16.王妃の打診
それによって、人目を憚ることなくリアと娘を冷たく罵るようになった。
ウィリアムに飽きられたリアは寂しさが募るとともに、彼によって開発され尽くした身体を持て余す。
そしてある時、訪問中の他国の大臣を誘惑して、そのまま一夜を共に過ごしてしまう。
明け方まで続いたその情事を目撃したウィリアムは2人に襲いかかるという事件を起こす。
双方に原因があったということで一応は穏便な解決に至ったが、他国との関係に亀裂が入るようなトラブルを引き起こしたウィリアムは廃嫡となる。

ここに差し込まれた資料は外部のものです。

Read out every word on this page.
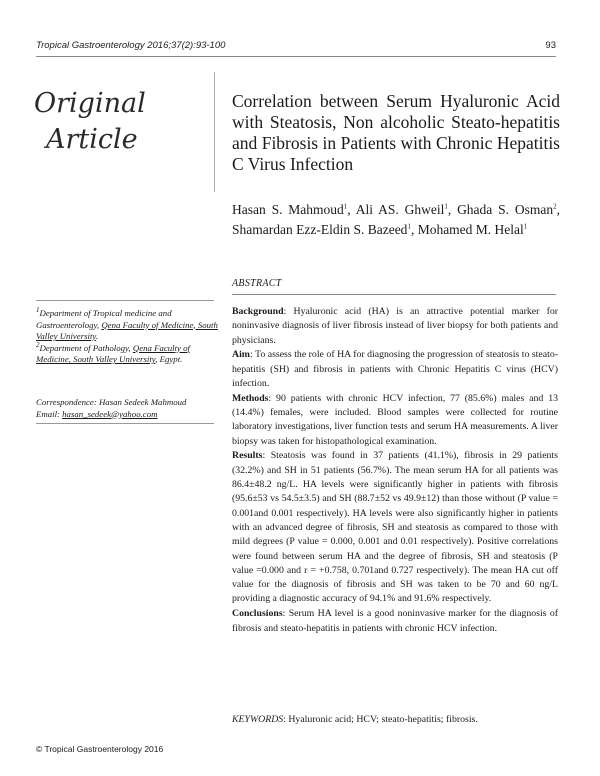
Tropical Gastroenterology 2016;37(2):93-100	93
Original
Article
Correlation between Serum Hyaluronic Acid with Steatosis, Non alcoholic Steato-hepatitis and Fibrosis in Patients with Chronic Hepatitis C Virus Infection
Hasan S. Mahmoud$^1$, Ali AS. Ghweil$^1$, Ghada S. Osman$^2$, Shamardan Ezz-Eldin S. Bazeed$^1$, Mohamed M. Helal$^1$
ABSTRACT

Background: Hyaluronic acid (HA) is an attractive potential marker for noninvasive diagnosis of liver fibrosis instead of liver biopsy for both patients and physicians.

Aim: To assess the role of HA for diagnosing the progression of steatosis to steato-hepatitis (SH) and fibrosis in patients with Chronic Hepatitis C virus (HCV) infection.

Methods: 90 patients with chronic HCV infection, 77 (85.6%) males and 13 (14.4%) females, were included. Blood samples were collected for routine laboratory investigations, liver function tests and serum HA measurements. A liver biopsy was taken for histopathological examination.

Results: Steatosis was found in 37 patients (41.1%), fibrosis in 29 patients (32.2%) and SH in 51 patients (56.7%). The mean serum HA for all patients was 86.4±48.2 ng/L. HA levels were significantly higher in patients with fibrosis (95.6±53 vs 54.5±3.5) and SH (88.7±52 vs 49.9±12) than those without (P value = 0.001and 0.001 respectively). HA levels were also significantly higher in patients with an advanced degree of fibrosis, SH and steatosis as compared to those with mild degrees (P value = 0.000, 0.001 and 0.01 respectively). Positive correlations were found between serum HA and the degree of fibrosis, SH and steatosis (P value =0.000 and r = +0.758, 0.701and 0.727 respectively). The mean HA cut off value for the diagnosis of fibrosis and SH was taken to be 70 and 60 ng/L providing a diagnostic accuracy of 94.1% and 91.6% respectively.

Conclusions: Serum HA level is a good noninvasive marker for the diagnosis of fibrosis and steato-hepatitis in patients with chronic HCV infection.

KEYWORDS: Hyaluronic acid; HCV; steato-hepatitis; fibrosis.
$^1$Department of Tropical medicine and Gastroenterology, Qena Faculty of Medicine, South Valley University.
$^2$Department of Pathology, Qena Faculty of Medicine, South Valley University, Egypt.
Correspondence: Hasan Sedeek Mahmoud
Email: hasan_sedeek@yahoo.com
© Tropical Gastroenterology 2016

一方のリアは離縁され、娘と共にグラマシー侯爵家に戻された。
そういった経緯の中、王家はある決断をした。
国王の譲位だ。
「王妃の打診?僕にですか?本気ですか?冗談ですよね?」
「本気だ。私がそんなタチの悪い冗談を言うと思うのか?」
「…言いませんね。申し訳ございません、取り乱しました」
仕事の合間に呼ばれたジェーンは難しい顔をした父から思いもよらぬ縁談話を聞き、驚きを隠せない。
「お相手は王弟のカーティス様ということでしょうか?」
「あぁ、そうだ。彼の即位式とともに結婚式を行うそうだ」
ウィリアムの代わりに王嗣となったのは国王の弟である力ーティスという人物だ。
彼は元々母親の身分が低かったこともあって、世継ぎ候補からは幼少期のうちより外されていた。